All of Christ's enemies are being assembled as His footstool. They, therefore, have no leg to stand on, but will only be stood upon. Christ's feet will step on their necks. There is no foundation for them to stand on. The ones who do not keep Christ's commands, remember, are like sinking sand. They cannot endure the coming of His Kingdom. The flood of the knowledge of the glory of God overwhelms their strongholds and the collapse of their greatness is great. When they clash with Christ their crash is catastrophic.

The meek with have the world to themselves. There is no future for the froward. The entire earth is the Lord's, so wherever we go, we have the home court advantage. There is no standing room for the enemy. Therefore, when we go out to take the fight to him, we don't have to leave the fort to do so. We never have to forfeit the comfort of His presence to fight the presence of the enemy. We live under His dominion wherever we go to dominate. The Christian never plays away games. He is always at home wherever he fights, for God is his fortress and His fortifications encompass everything.

Tuesday, August 6, 2024

day no. 16,724: a ticker-tape parade for the patriarchy

On this day in history my grandfather welcomed his first son into the world and on this day 39 years later that son married my mother and established the household into which I would be born 14 months later. Here's to the birth of my father and the vows of my parents, without which I would not be. These words and this gratitude is a result of their fruitfulness and God's faithfulness. He is the Father of all fathers and establishes that which is established.

Ephesians 3:14-15
For this cause I bow my knees unto the Father of our Lord Jesus Christ, of whom the whole family in heaven and earth is named.

1 Peter 5:10
But the God of all grace, who hath called us unto his eternal glory by Christ Jesus, after that ye have suffered a while, make you perfect, establish, strengthen, settle you.

Psalm 90:16-17
Let thy work appear unto thy servants, and thy glory unto their children. And let the beauty of the Lord our God be upon us: and establish thou the work of our hands upon us; yea, the work of our hands establish thou it.

Monday, August 5, 2024

day no. 16,723: our production and our passing

"If the Queen had stood for any novel or fantastic imperial claims, the whole would have seemed a nightmare; the whole was successful because she stood, and no one could deny that she stood, for the humblest, the shortest and the most indestructible of human gospels, that when all troubles and troublemongers have had their say, our work can be done till sunset, our life can be lived till death." — G.K. Chesterton, Varied Types

Man was born from trouble as the sparks fly upward (Job 5:7), but some see this as a license to make more trouble than necessary. Troubles we will have, troublemongers we must have none of. Christian government is limited. This limits the amount of trouble it can cause. Because we have troubles, we must have government, but because all have sinned, we must be on guard against governors. It turns out that many of their attempts to address our troubles actually creates more trouble than it addresses. This is why we are to pray for our governors to mind their own beeswax and mind ours a lot less.

1 Timothy 2:1-3
I exhort therefore, that, first of all, supplications, prayers, intercessions, and giving of thanks, be made for all men; For kings, and for all that are in authority; that we may lead a quiet and peaceable life in all godliness and honesty. For this is good and acceptable in the sight of God our Saviour.
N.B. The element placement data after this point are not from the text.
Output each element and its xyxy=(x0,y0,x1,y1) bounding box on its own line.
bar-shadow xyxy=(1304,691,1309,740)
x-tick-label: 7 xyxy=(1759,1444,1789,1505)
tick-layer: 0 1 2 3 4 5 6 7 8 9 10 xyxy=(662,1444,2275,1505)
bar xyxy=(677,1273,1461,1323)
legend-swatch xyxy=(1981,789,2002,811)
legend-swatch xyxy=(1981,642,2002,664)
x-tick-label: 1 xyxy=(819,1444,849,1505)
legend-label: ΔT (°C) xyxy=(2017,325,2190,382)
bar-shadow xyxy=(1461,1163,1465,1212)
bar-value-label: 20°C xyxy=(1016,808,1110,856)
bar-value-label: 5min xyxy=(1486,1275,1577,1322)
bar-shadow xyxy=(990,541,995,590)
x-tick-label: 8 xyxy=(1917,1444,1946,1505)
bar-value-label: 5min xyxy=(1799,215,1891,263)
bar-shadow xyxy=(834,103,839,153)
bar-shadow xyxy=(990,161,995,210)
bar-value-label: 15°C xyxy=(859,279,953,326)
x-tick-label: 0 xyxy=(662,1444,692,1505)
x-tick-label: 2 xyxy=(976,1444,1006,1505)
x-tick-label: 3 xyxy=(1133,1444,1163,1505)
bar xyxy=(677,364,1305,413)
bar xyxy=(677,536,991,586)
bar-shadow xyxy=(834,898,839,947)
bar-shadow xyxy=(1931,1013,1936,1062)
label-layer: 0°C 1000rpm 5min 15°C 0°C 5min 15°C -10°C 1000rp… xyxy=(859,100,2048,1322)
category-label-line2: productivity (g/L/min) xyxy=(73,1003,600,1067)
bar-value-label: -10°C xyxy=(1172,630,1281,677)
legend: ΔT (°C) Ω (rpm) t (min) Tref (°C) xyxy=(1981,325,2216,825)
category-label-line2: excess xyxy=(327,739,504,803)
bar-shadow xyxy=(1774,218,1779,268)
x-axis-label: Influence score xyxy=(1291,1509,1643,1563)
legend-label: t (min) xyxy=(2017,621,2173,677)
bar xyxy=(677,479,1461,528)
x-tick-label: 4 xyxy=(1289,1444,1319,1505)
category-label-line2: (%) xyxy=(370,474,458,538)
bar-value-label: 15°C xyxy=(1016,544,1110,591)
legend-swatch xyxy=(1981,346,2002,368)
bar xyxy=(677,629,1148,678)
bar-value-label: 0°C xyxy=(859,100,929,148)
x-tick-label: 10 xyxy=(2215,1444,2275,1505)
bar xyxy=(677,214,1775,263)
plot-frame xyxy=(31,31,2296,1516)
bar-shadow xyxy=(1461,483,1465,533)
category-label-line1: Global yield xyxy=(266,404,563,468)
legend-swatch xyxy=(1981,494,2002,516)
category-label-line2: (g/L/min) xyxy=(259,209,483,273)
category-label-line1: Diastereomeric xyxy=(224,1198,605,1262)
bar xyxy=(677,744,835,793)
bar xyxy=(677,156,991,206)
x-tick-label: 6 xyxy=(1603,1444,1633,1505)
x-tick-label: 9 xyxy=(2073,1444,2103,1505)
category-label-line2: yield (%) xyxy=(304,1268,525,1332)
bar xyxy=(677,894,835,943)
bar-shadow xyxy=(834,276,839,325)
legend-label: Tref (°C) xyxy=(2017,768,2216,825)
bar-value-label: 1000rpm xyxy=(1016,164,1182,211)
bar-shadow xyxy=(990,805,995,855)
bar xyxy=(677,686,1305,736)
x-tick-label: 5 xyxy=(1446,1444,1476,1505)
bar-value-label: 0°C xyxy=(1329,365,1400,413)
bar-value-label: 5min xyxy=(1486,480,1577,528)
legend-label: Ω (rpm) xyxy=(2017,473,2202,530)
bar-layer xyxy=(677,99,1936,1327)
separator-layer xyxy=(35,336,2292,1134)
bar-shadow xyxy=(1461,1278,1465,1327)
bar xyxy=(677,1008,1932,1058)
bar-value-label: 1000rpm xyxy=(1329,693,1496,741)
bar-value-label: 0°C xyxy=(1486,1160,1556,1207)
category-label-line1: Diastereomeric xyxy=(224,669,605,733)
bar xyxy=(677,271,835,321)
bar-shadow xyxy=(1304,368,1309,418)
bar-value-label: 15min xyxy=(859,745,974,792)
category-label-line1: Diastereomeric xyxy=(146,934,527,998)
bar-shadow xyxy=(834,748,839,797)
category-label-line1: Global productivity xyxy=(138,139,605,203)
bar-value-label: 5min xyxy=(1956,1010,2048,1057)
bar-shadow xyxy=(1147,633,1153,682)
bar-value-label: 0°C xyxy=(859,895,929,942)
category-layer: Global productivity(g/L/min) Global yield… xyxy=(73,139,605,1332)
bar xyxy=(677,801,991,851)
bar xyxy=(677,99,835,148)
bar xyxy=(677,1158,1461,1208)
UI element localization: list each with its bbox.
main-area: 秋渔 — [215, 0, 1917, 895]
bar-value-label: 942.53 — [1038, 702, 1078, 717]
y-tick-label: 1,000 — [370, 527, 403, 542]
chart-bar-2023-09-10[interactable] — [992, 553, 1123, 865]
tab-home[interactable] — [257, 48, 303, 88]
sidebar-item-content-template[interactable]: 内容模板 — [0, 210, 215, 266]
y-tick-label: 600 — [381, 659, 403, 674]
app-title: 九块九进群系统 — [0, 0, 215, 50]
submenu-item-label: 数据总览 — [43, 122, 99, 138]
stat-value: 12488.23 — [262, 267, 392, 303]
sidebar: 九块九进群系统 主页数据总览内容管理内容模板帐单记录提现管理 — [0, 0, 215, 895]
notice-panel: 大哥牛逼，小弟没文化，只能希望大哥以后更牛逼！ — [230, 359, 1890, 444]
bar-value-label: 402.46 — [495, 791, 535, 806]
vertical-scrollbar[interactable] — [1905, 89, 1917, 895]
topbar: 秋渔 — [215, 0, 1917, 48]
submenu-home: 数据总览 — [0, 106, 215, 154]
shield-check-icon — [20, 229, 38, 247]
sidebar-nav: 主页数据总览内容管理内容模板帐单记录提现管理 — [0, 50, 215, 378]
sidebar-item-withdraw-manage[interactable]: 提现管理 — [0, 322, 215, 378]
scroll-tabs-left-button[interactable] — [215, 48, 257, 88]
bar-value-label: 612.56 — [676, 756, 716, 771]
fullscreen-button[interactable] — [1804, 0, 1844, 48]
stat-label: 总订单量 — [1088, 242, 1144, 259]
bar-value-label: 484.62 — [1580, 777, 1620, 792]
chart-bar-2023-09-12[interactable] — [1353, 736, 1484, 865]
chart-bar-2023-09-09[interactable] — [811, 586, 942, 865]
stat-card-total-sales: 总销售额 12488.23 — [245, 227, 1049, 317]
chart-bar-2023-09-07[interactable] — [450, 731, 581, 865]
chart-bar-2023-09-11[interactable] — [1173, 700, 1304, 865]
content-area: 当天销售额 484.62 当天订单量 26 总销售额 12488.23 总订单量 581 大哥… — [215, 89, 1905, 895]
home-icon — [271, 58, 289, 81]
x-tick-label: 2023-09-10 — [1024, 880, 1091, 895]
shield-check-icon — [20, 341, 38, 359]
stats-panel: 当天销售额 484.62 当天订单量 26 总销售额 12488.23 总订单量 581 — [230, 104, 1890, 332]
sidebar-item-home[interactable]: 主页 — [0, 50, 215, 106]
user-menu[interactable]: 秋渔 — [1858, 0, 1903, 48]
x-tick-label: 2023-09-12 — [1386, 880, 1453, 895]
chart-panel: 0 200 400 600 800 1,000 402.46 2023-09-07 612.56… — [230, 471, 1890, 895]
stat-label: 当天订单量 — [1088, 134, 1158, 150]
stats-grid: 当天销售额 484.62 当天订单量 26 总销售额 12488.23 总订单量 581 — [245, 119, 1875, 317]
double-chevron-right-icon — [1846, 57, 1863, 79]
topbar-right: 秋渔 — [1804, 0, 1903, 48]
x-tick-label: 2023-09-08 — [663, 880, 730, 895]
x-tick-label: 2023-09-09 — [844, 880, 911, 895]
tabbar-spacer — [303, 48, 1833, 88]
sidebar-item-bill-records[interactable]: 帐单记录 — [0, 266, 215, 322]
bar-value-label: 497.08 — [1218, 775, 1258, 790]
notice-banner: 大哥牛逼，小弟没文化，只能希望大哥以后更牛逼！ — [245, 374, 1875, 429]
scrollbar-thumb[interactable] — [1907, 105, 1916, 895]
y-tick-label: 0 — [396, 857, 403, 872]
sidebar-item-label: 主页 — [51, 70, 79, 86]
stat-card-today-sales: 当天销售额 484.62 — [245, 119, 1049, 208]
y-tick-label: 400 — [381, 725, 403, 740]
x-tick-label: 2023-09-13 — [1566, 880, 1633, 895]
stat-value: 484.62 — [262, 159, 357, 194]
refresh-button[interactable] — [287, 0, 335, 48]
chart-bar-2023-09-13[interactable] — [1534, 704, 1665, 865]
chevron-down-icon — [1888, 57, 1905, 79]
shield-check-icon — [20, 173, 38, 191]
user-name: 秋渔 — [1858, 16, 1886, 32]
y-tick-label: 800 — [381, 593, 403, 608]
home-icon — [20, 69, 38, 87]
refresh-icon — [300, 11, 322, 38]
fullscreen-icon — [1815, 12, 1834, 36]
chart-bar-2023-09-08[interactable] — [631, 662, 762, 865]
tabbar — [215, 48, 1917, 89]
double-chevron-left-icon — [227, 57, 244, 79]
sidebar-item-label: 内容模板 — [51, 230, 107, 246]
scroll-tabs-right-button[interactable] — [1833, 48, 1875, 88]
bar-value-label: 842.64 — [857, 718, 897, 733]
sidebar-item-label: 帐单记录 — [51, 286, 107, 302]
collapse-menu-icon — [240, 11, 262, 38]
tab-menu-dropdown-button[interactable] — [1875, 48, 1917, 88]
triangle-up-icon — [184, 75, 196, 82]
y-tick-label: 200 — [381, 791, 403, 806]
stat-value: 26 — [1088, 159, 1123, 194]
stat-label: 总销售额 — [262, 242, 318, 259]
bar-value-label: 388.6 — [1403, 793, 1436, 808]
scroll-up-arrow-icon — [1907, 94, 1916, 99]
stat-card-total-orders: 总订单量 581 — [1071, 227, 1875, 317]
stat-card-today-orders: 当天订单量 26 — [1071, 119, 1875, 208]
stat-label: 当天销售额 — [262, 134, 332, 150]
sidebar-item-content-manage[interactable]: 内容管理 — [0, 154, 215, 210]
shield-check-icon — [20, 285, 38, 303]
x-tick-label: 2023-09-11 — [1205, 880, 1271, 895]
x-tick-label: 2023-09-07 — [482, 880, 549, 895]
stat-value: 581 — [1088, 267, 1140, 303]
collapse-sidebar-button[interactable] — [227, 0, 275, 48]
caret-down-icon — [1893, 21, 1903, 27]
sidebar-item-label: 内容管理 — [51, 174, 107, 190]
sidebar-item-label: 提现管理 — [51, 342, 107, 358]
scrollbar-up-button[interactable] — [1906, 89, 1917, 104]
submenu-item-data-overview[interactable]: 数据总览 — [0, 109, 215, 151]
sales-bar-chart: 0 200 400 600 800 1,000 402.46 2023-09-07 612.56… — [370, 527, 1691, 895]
We pray for peace and quiet which begins with a government that doesn't disturb the peace. Kings provide peace for their people most often by simply leaving their people alone. When the government serves as God's deacon of wrath, it shouldn't show up much unless called upon. The kind of State we are called to pray for is one that isn't constantly tripped over or bumped into.

When we have this, we are able to work until we go to bed and live until we go home. Every man should be left to do his own work and his own dying without much interference or involvement from his government. Our production and our passing should be ours.

God, make it so and give us governors with self-control so that we might be free to control our days and our destinies in peace and quiet before Christ, the King. Amen.